Constance Chatterley déprime dans son manoir. Son mari, qu’elle n’a connu que quelques mois avant son départ pour la guerre, en est revenu handicapé de tout le bas du corps. Dans une demeure grise et maussade, dans un domaine qui n’est pas le sien, Lady Chatterley se demande se qu’elle peut attendre de la vie. Jusqu’au jour où elle croise Olivier Mellors, le garde-chasse du domaine. Malgré ses manières un peu frustres et son obstination à parler patois, c’est le coup de foudre. Mais bien des embûches se dressent entre leur idylle : ils sont tous les deux mariés et ils ne sont pas de la même classe sociale…

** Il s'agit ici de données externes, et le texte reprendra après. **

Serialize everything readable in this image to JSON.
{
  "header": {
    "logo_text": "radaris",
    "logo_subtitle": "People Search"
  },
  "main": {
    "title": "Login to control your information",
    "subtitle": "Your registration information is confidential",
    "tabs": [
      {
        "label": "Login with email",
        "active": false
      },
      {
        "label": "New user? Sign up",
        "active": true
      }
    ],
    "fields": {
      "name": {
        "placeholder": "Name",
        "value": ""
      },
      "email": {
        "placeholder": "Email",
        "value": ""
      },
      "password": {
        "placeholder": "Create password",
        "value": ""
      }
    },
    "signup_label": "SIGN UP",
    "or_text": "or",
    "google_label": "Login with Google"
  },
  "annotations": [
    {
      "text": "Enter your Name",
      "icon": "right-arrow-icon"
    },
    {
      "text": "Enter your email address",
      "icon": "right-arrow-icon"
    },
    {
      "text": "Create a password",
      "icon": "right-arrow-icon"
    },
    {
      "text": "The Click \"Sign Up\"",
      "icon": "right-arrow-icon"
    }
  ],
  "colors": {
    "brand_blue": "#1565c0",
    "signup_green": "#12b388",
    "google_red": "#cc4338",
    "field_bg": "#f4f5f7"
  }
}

Mes impressions sont mitigées sur ce classique. Il y a beaucoup de passages consacrés à des discussions ou des réflexions vaguement philosophiques qui ne m’ont pas du tout intéressée. De manière générale, même quand j’étais captée par l’action, ce roman s’est révélé un peu soporifique (c’est rare quand je m’endors sur mes lectures et là ça m’est arrivé plusieurs fois !).

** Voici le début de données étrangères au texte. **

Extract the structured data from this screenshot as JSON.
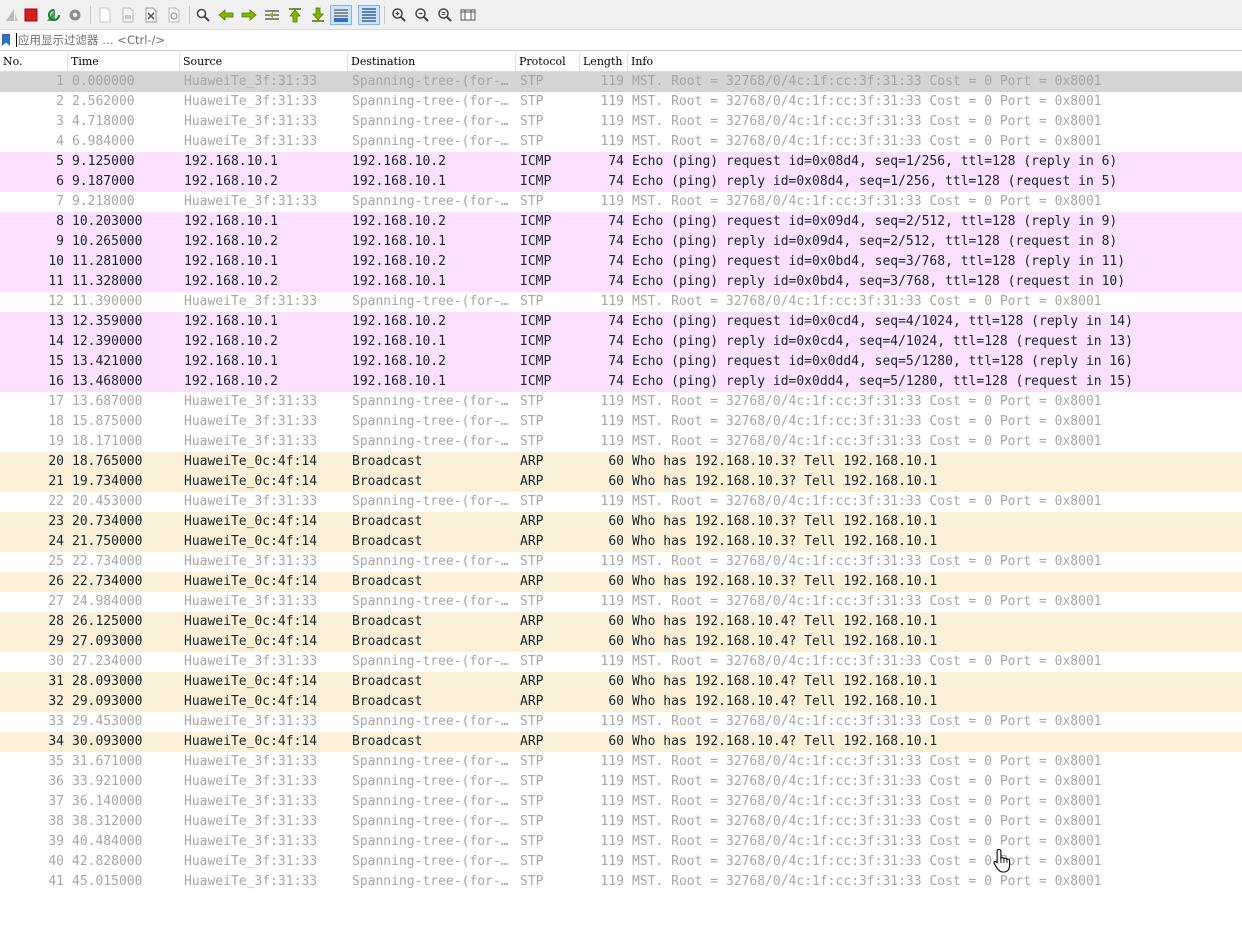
{
  "filter": {
    "placeholder": "应用显示过滤器 … <Ctrl-/>",
    "value": ""
  },
  "toolbar": {
    "buttons": [
      {
        "id": "start-capture-button",
        "icon": "shark-fin-icon",
        "enabled": false
      },
      {
        "id": "stop-capture-button",
        "icon": "stop-square-icon",
        "enabled": true
      },
      {
        "id": "restart-capture-button",
        "icon": "restart-fin-icon",
        "enabled": true
      },
      {
        "id": "capture-options-button",
        "icon": "gear-icon",
        "enabled": true
      },
      {
        "id": "open-file-button",
        "icon": "file-icon",
        "enabled": false
      },
      {
        "id": "save-file-button",
        "icon": "file-binary-icon",
        "enabled": false
      },
      {
        "id": "close-file-button",
        "icon": "file-close-icon",
        "enabled": false
      },
      {
        "id": "reload-file-button",
        "icon": "file-reload-icon",
        "enabled": false
      },
      {
        "id": "find-packet-button",
        "icon": "magnifier-icon",
        "enabled": true
      },
      {
        "id": "go-back-button",
        "icon": "arrow-left-icon",
        "enabled": true
      },
      {
        "id": "go-forward-button",
        "icon": "arrow-right-icon",
        "enabled": true
      },
      {
        "id": "go-to-packet-button",
        "icon": "goto-packet-icon",
        "enabled": true
      },
      {
        "id": "first-packet-button",
        "icon": "arrow-top-icon",
        "enabled": true
      },
      {
        "id": "last-packet-button",
        "icon": "arrow-bottom-icon",
        "enabled": true
      },
      {
        "id": "auto-scroll-button",
        "icon": "auto-scroll-icon",
        "enabled": true,
        "active": true
      },
      {
        "id": "colorize-button",
        "icon": "colorize-lines-icon",
        "enabled": true,
        "active": true
      },
      {
        "id": "zoom-in-button",
        "icon": "zoom-in-icon",
        "enabled": true
      },
      {
        "id": "zoom-out-button",
        "icon": "zoom-out-icon",
        "enabled": true
      },
      {
        "id": "normal-size-button",
        "icon": "zoom-normal-icon",
        "enabled": true
      },
      {
        "id": "resize-columns-button",
        "icon": "resize-columns-icon",
        "enabled": true
      }
    ]
  },
  "columns": [
    "No.",
    "Time",
    "Source",
    "Destination",
    "Protocol",
    "Length",
    "Info"
  ],
  "colors": {
    "stp_bg": "#ffffff",
    "stp_fg": "#a6a6a6",
    "selected_bg": "#d4d4d4",
    "icmp_bg": "#fce0ff",
    "arp_bg": "#faf0d7",
    "normal_fg": "#12272e"
  },
  "packets": [
    {
      "no": "1",
      "time": "0.000000",
      "src": "HuaweiTe_3f:31:33",
      "dst": "Spanning-tree-(for-…",
      "proto": "STP",
      "len": "119",
      "info": "MST. Root = 32768/0/4c:1f:cc:3f:31:33  Cost = 0  Port = 0x8001"
    },
    {
      "no": "2",
      "time": "2.562000",
      "src": "HuaweiTe_3f:31:33",
      "dst": "Spanning-tree-(for-…",
      "proto": "STP",
      "len": "119",
      "info": "MST. Root = 32768/0/4c:1f:cc:3f:31:33  Cost = 0  Port = 0x8001"
    },
    {
      "no": "3",
      "time": "4.718000",
      "src": "HuaweiTe_3f:31:33",
      "dst": "Spanning-tree-(for-…",
      "proto": "STP",
      "len": "119",
      "info": "MST. Root = 32768/0/4c:1f:cc:3f:31:33  Cost = 0  Port = 0x8001"
    },
    {
      "no": "4",
      "time": "6.984000",
      "src": "HuaweiTe_3f:31:33",
      "dst": "Spanning-tree-(for-…",
      "proto": "STP",
      "len": "119",
      "info": "MST. Root = 32768/0/4c:1f:cc:3f:31:33  Cost = 0  Port = 0x8001"
    },
    {
      "no": "5",
      "time": "9.125000",
      "src": "192.168.10.1",
      "dst": "192.168.10.2",
      "proto": "ICMP",
      "len": "74",
      "info": "Echo (ping) request  id=0x08d4, seq=1/256, ttl=128 (reply in 6)"
    },
    {
      "no": "6",
      "time": "9.187000",
      "src": "192.168.10.2",
      "dst": "192.168.10.1",
      "proto": "ICMP",
      "len": "74",
      "info": "Echo (ping) reply    id=0x08d4, seq=1/256, ttl=128 (request in 5)"
    },
    {
      "no": "7",
      "time": "9.218000",
      "src": "HuaweiTe_3f:31:33",
      "dst": "Spanning-tree-(for-…",
      "proto": "STP",
      "len": "119",
      "info": "MST. Root = 32768/0/4c:1f:cc:3f:31:33  Cost = 0  Port = 0x8001"
    },
    {
      "no": "8",
      "time": "10.203000",
      "src": "192.168.10.1",
      "dst": "192.168.10.2",
      "proto": "ICMP",
      "len": "74",
      "info": "Echo (ping) request  id=0x09d4, seq=2/512, ttl=128 (reply in 9)"
    },
    {
      "no": "9",
      "time": "10.265000",
      "src": "192.168.10.2",
      "dst": "192.168.10.1",
      "proto": "ICMP",
      "len": "74",
      "info": "Echo (ping) reply    id=0x09d4, seq=2/512, ttl=128 (request in 8)"
    },
    {
      "no": "10",
      "time": "11.281000",
      "src": "192.168.10.1",
      "dst": "192.168.10.2",
      "proto": "ICMP",
      "len": "74",
      "info": "Echo (ping) request  id=0x0bd4, seq=3/768, ttl=128 (reply in 11)"
    },
    {
      "no": "11",
      "time": "11.328000",
      "src": "192.168.10.2",
      "dst": "192.168.10.1",
      "proto": "ICMP",
      "len": "74",
      "info": "Echo (ping) reply    id=0x0bd4, seq=3/768, ttl=128 (request in 10)"
    },
    {
      "no": "12",
      "time": "11.390000",
      "src": "HuaweiTe_3f:31:33",
      "dst": "Spanning-tree-(for-…",
      "proto": "STP",
      "len": "119",
      "info": "MST. Root = 32768/0/4c:1f:cc:3f:31:33  Cost = 0  Port = 0x8001"
    },
    {
      "no": "13",
      "time": "12.359000",
      "src": "192.168.10.1",
      "dst": "192.168.10.2",
      "proto": "ICMP",
      "len": "74",
      "info": "Echo (ping) request  id=0x0cd4, seq=4/1024, ttl=128 (reply in 14)"
    },
    {
      "no": "14",
      "time": "12.390000",
      "src": "192.168.10.2",
      "dst": "192.168.10.1",
      "proto": "ICMP",
      "len": "74",
      "info": "Echo (ping) reply    id=0x0cd4, seq=4/1024, ttl=128 (request in 13)"
    },
    {
      "no": "15",
      "time": "13.421000",
      "src": "192.168.10.1",
      "dst": "192.168.10.2",
      "proto": "ICMP",
      "len": "74",
      "info": "Echo (ping) request  id=0x0dd4, seq=5/1280, ttl=128 (reply in 16)"
    },
    {
      "no": "16",
      "time": "13.468000",
      "src": "192.168.10.2",
      "dst": "192.168.10.1",
      "proto": "ICMP",
      "len": "74",
      "info": "Echo (ping) reply    id=0x0dd4, seq=5/1280, ttl=128 (request in 15)"
    },
    {
      "no": "17",
      "time": "13.687000",
      "src": "HuaweiTe_3f:31:33",
      "dst": "Spanning-tree-(for-…",
      "proto": "STP",
      "len": "119",
      "info": "MST. Root = 32768/0/4c:1f:cc:3f:31:33  Cost = 0  Port = 0x8001"
    },
    {
      "no": "18",
      "time": "15.875000",
      "src": "HuaweiTe_3f:31:33",
      "dst": "Spanning-tree-(for-…",
      "proto": "STP",
      "len": "119",
      "info": "MST. Root = 32768/0/4c:1f:cc:3f:31:33  Cost = 0  Port = 0x8001"
    },
    {
      "no": "19",
      "time": "18.171000",
      "src": "HuaweiTe_3f:31:33",
      "dst": "Spanning-tree-(for-…",
      "proto": "STP",
      "len": "119",
      "info": "MST. Root = 32768/0/4c:1f:cc:3f:31:33  Cost = 0  Port = 0x8001"
    },
    {
      "no": "20",
      "time": "18.765000",
      "src": "HuaweiTe_0c:4f:14",
      "dst": "Broadcast",
      "proto": "ARP",
      "len": "60",
      "info": "Who has 192.168.10.3? Tell 192.168.10.1"
    },
    {
      "no": "21",
      "time": "19.734000",
      "src": "HuaweiTe_0c:4f:14",
      "dst": "Broadcast",
      "proto": "ARP",
      "len": "60",
      "info": "Who has 192.168.10.3? Tell 192.168.10.1"
    },
    {
      "no": "22",
      "time": "20.453000",
      "src": "HuaweiTe_3f:31:33",
      "dst": "Spanning-tree-(for-…",
      "proto": "STP",
      "len": "119",
      "info": "MST. Root = 32768/0/4c:1f:cc:3f:31:33  Cost = 0  Port = 0x8001"
    },
    {
      "no": "23",
      "time": "20.734000",
      "src": "HuaweiTe_0c:4f:14",
      "dst": "Broadcast",
      "proto": "ARP",
      "len": "60",
      "info": "Who has 192.168.10.3? Tell 192.168.10.1"
    },
    {
      "no": "24",
      "time": "21.750000",
      "src": "HuaweiTe_0c:4f:14",
      "dst": "Broadcast",
      "proto": "ARP",
      "len": "60",
      "info": "Who has 192.168.10.3? Tell 192.168.10.1"
    },
    {
      "no": "25",
      "time": "22.734000",
      "src": "HuaweiTe_3f:31:33",
      "dst": "Spanning-tree-(for-…",
      "proto": "STP",
      "len": "119",
      "info": "MST. Root = 32768/0/4c:1f:cc:3f:31:33  Cost = 0  Port = 0x8001"
    },
    {
      "no": "26",
      "time": "22.734000",
      "src": "HuaweiTe_0c:4f:14",
      "dst": "Broadcast",
      "proto": "ARP",
      "len": "60",
      "info": "Who has 192.168.10.3? Tell 192.168.10.1"
    },
    {
      "no": "27",
      "time": "24.984000",
      "src": "HuaweiTe_3f:31:33",
      "dst": "Spanning-tree-(for-…",
      "proto": "STP",
      "len": "119",
      "info": "MST. Root = 32768/0/4c:1f:cc:3f:31:33  Cost = 0  Port = 0x8001"
    },
    {
      "no": "28",
      "time": "26.125000",
      "src": "HuaweiTe_0c:4f:14",
      "dst": "Broadcast",
      "proto": "ARP",
      "len": "60",
      "info": "Who has 192.168.10.4? Tell 192.168.10.1"
    },
    {
      "no": "29",
      "time": "27.093000",
      "src": "HuaweiTe_0c:4f:14",
      "dst": "Broadcast",
      "proto": "ARP",
      "len": "60",
      "info": "Who has 192.168.10.4? Tell 192.168.10.1"
    },
    {
      "no": "30",
      "time": "27.234000",
      "src": "HuaweiTe_3f:31:33",
      "dst": "Spanning-tree-(for-…",
      "proto": "STP",
      "len": "119",
      "info": "MST. Root = 32768/0/4c:1f:cc:3f:31:33  Cost = 0  Port = 0x8001"
    },
    {
      "no": "31",
      "time": "28.093000",
      "src": "HuaweiTe_0c:4f:14",
      "dst": "Broadcast",
      "proto": "ARP",
      "len": "60",
      "info": "Who has 192.168.10.4? Tell 192.168.10.1"
    },
    {
      "no": "32",
      "time": "29.093000",
      "src": "HuaweiTe_0c:4f:14",
      "dst": "Broadcast",
      "proto": "ARP",
      "len": "60",
      "info": "Who has 192.168.10.4? Tell 192.168.10.1"
    },
    {
      "no": "33",
      "time": "29.453000",
      "src": "HuaweiTe_3f:31:33",
      "dst": "Spanning-tree-(for-…",
      "proto": "STP",
      "len": "119",
      "info": "MST. Root = 32768/0/4c:1f:cc:3f:31:33  Cost = 0  Port = 0x8001"
    },
    {
      "no": "34",
      "time": "30.093000",
      "src": "HuaweiTe_0c:4f:14",
      "dst": "Broadcast",
      "proto": "ARP",
      "len": "60",
      "info": "Who has 192.168.10.4? Tell 192.168.10.1"
    },
    {
      "no": "35",
      "time": "31.671000",
      "src": "HuaweiTe_3f:31:33",
      "dst": "Spanning-tree-(for-…",
      "proto": "STP",
      "len": "119",
      "info": "MST. Root = 32768/0/4c:1f:cc:3f:31:33  Cost = 0  Port = 0x8001"
    },
    {
      "no": "36",
      "time": "33.921000",
      "src": "HuaweiTe_3f:31:33",
      "dst": "Spanning-tree-(for-…",
      "proto": "STP",
      "len": "119",
      "info": "MST. Root = 32768/0/4c:1f:cc:3f:31:33  Cost = 0  Port = 0x8001"
    },
    {
      "no": "37",
      "time": "36.140000",
      "src": "HuaweiTe_3f:31:33",
      "dst": "Spanning-tree-(for-…",
      "proto": "STP",
      "len": "119",
      "info": "MST. Root = 32768/0/4c:1f:cc:3f:31:33  Cost = 0  Port = 0x8001"
    },
    {
      "no": "38",
      "time": "38.312000",
      "src": "HuaweiTe_3f:31:33",
      "dst": "Spanning-tree-(for-…",
      "proto": "STP",
      "len": "119",
      "info": "MST. Root = 32768/0/4c:1f:cc:3f:31:33  Cost = 0  Port = 0x8001"
    },
    {
      "no": "39",
      "time": "40.484000",
      "src": "HuaweiTe_3f:31:33",
      "dst": "Spanning-tree-(for-…",
      "proto": "STP",
      "len": "119",
      "info": "MST. Root = 32768/0/4c:1f:cc:3f:31:33  Cost = 0  Port = 0x8001"
    },
    {
      "no": "40",
      "time": "42.828000",
      "src": "HuaweiTe_3f:31:33",
      "dst": "Spanning-tree-(for-…",
      "proto": "STP",
      "len": "119",
      "info": "MST. Root = 32768/0/4c:1f:cc:3f:31:33  Cost = 0  Port = 0x8001"
    },
    {
      "no": "41",
      "time": "45.015000",
      "src": "HuaweiTe_3f:31:33",
      "dst": "Spanning-tree-(for-…",
      "proto": "STP",
      "len": "119",
      "info": "MST. Root = 32768/0/4c:1f:cc:3f:31:33  Cost = 0  Port = 0x8001"
    }
  ],
  "selected_packet": "1"
}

A côté de ça, j’ai été surprise par la modernité du roman du point de vue de la liberté de parole à propos du sexe. Il a fait scandale à l’époque de sa parution en 1928 – d’ailleurs, il n’a pu paraître au Royaume-Uni qu’en 1960 et a fait l’objet d’un procès. C’est très étonnant de lire des mots comme « baiser », « pénis » ou « lesbienne » dans un roman de cette époque, en plus des scènes érotiques plutôt explicite ! Je dois dire que ça m’a beaucoup amusée.

L’histoire du roman ne me laissera pas une grande impression, ce que j’en retiens c’est surtout son incroyable modernité. Rien que pour ça, je vous le conseille !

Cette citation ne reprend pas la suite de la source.